Far from a travel guide, “Tokyo!” is a trio of short films set in the Japanese city, created by three directors known for being on the edge of their genres. Michel Gondry (”The Eternal Sunshine of the Spotless Mind”), Leos Carax (”The Lovers on the Bridge”) and Bong Joon-Ho (”The Host”) bring their individual sensitivities to geographic space and the human soul.
The first segment is Gondry’s “Interior Design,” which follows a young couple, Hiroko and Akira (Ayako Fujitani and Ryo Kase) in their move to Tokyo so the young man can advance his film career. In the process, the girl loses her sense of self. A surprising metamorphosis shows the descent of her self-esteem and redefinition of the supportive person she is.
The second segment is “Merde” by Carax, which introduces us to a sewer-dweller (Denis Levant) who is at once a Rasputin-like and Chaplanesque grotesque who emerges from the ground to wreak havoc on Tokyo citizens. He becomes represented by a French attorney whose facial traits are the mirror-image of his own, indicating a relationship by alienation.
Finally, the Bong segment titled “Shaking Tokyo” invites us into the ruminations of a shut-in man (a “hikikimori” in Japanese), portrayed by Teruyuki Kagawa, in his obsessional traits at home and his connection with a pizza delivery girl (Yu Aoi), who is slipping into becoming a hikikimori, whom he tries to save by reaching out to her, and in the process redeeming himself. Two earthquakes mark and define their points of connection.
The three films (none of which is directed by a Japanese director) share a sensibility for a specifically Japanese sense of alienation and isolation, investigated in the 2004 film “Tony Takitani” by director Jun Ichikawa (from the novel by Haruki Murakami). In “Interior Design,” the girl has to literally re-define herself so she makes sense in her new urban home. In “Merde,” the sewer-dweller defiantly kills and maims citizens in total detachment and isolation from society, like a human Godzilla who is always separate. He sneers, “I don’t like innocent people.”

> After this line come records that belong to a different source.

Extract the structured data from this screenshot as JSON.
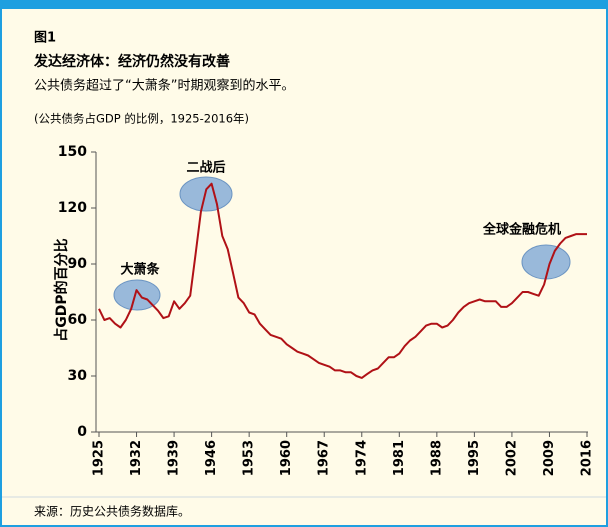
{
  "chart_data": {
    "type": "line",
    "label": "图1",
    "title": "发达经济体：经济仍然没有改善",
    "subtitle": "公共债务超过了“大萧条”时期观察到的水平。",
    "note": "(公共债务占GDP 的比例，1925-2016年)",
    "ylabel": "占GDP的百分比",
    "source": "来源：历史公共债务数据库。",
    "annotations": [
      "大萧条",
      "二战后",
      "全球金融危机"
    ],
    "x": [
      1925,
      1926,
      1927,
      1928,
      1929,
      1930,
      1931,
      1932,
      1933,
      1934,
      1935,
      1936,
      1937,
      1938,
      1939,
      1940,
      1941,
      1942,
      1943,
      1944,
      1945,
      1946,
      1947,
      1948,
      1949,
      1950,
      1951,
      1952,
      1953,
      1954,
      1955,
      1956,
      1957,
      1958,
      1959,
      1960,
      1961,
      1962,
      1963,
      1964,
      1965,
      1966,
      1967,
      1968,
      1969,
      1970,
      1971,
      1972,
      1973,
      1974,
      1975,
      1976,
      1977,
      1978,
      1979,
      1980,
      1981,
      1982,
      1983,
      1984,
      1985,
      1986,
      1987,
      1988,
      1989,
      1990,
      1991,
      1992,
      1993,
      1994,
      1995,
      1996,
      1997,
      1998,
      1999,
      2000,
      2001,
      2002,
      2003,
      2004,
      2005,
      2006,
      2007,
      2008,
      2009,
      2010,
      2011,
      2012,
      2013,
      2014,
      2015,
      2016
    ],
    "series": [
      {
        "color": "#b01116",
        "values": [
          66,
          60,
          61,
          58,
          56,
          60,
          66,
          76,
          72,
          71,
          68,
          65,
          61,
          62,
          70,
          66,
          69,
          73,
          95,
          118,
          130,
          133,
          122,
          105,
          98,
          85,
          72,
          69,
          64,
          63,
          58,
          55,
          52,
          51,
          50,
          47,
          45,
          43,
          42,
          41,
          39,
          37,
          36,
          35,
          33,
          33,
          32,
          32,
          30,
          29,
          31,
          33,
          34,
          37,
          40,
          40,
          42,
          46,
          49,
          51,
          54,
          57,
          58,
          58,
          56,
          57,
          60,
          64,
          67,
          69,
          70,
          71,
          70,
          70,
          70,
          67,
          67,
          69,
          72,
          75,
          75,
          74,
          73,
          79,
          90,
          97,
          101,
          104,
          105,
          106,
          106,
          106
        ]
      }
    ],
    "xlim": [
      1925,
      2016
    ],
    "xticks": [
      1925,
      1932,
      1939,
      1946,
      1953,
      1960,
      1967,
      1974,
      1981,
      1988,
      1995,
      2002,
      2009,
      2016
    ],
    "ylim": [
      0,
      150
    ],
    "yticks": [
      0,
      30,
      60,
      90,
      120,
      150
    ],
    "grid": false
  }
}
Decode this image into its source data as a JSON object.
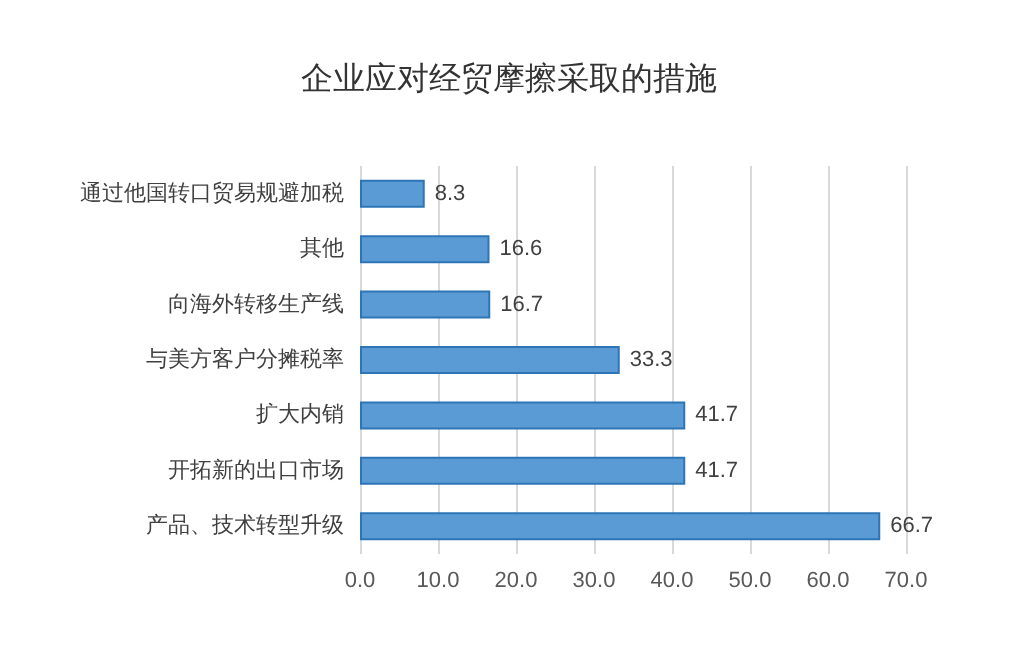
{
  "chart_data": {
    "type": "bar",
    "orientation": "horizontal",
    "title": "企业应对经贸摩擦采取的措施",
    "categories": [
      "通过他国转口贸易规避加税",
      "其他",
      "向海外转移生产线",
      "与美方客户分摊税率",
      "扩大内销",
      "开拓新的出口市场",
      "产品、技术转型升级"
    ],
    "values": [
      8.3,
      16.6,
      16.7,
      33.3,
      41.7,
      41.7,
      66.7
    ],
    "color": "#5b9bd5",
    "xlim": [
      0,
      70
    ],
    "xticks": [
      {
        "value": 0,
        "label": "0.0"
      },
      {
        "value": 10,
        "label": "10.0"
      },
      {
        "value": 20,
        "label": "20.0"
      },
      {
        "value": 30,
        "label": "30.0"
      },
      {
        "value": 40,
        "label": "40.0"
      },
      {
        "value": 50,
        "label": "50.0"
      },
      {
        "value": 60,
        "label": "60.0"
      },
      {
        "value": 70,
        "label": "70.0"
      }
    ],
    "grid": "x",
    "data_labels": true
  }
}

In “Shaking Tokyo,” a man who holds his isolation from society up as almost an artform, shatters through his self-enforced chrysallis of a home in order to connect with another, with so much internal intensity as to “cause” earthquakes. It is this upbeat connection in “Shaking Tokyo” which made it necessary to place it last in the sequence. More than the other shorts, it leaves the audience feeling hopeful.
The conventions the directors use are at once viscerally compelling and touching. Whether wooden legs or flaming hair or shaking ground, “Tokyo!” speaks to how we are formed, or form ourselves, or just disappear, in the urban setting. Hiding behind some of the absurdities of the films ("Interior Design” alludes to ghosts between the buildings) are dramatic statements of longing, aloneness and human need. In “Merde,” a Japanese judge says “we don’t like racist foreigners in Japan,” which makes one wonder how contributory the Japanese are to this void in its own as well.
Through it all, the film is kept bouyant and light via its quirkiness and odd sensibilities. After all, it’s difficult to fully identify with characters this strange. There is a cartoonishness about their personalities which matches the cartoon image of the Tokyo skyline in the title sequence at the beginning and end of the film.
It is currently screening at the Nuart Theatre on Santa Monica Boulevard through March 27.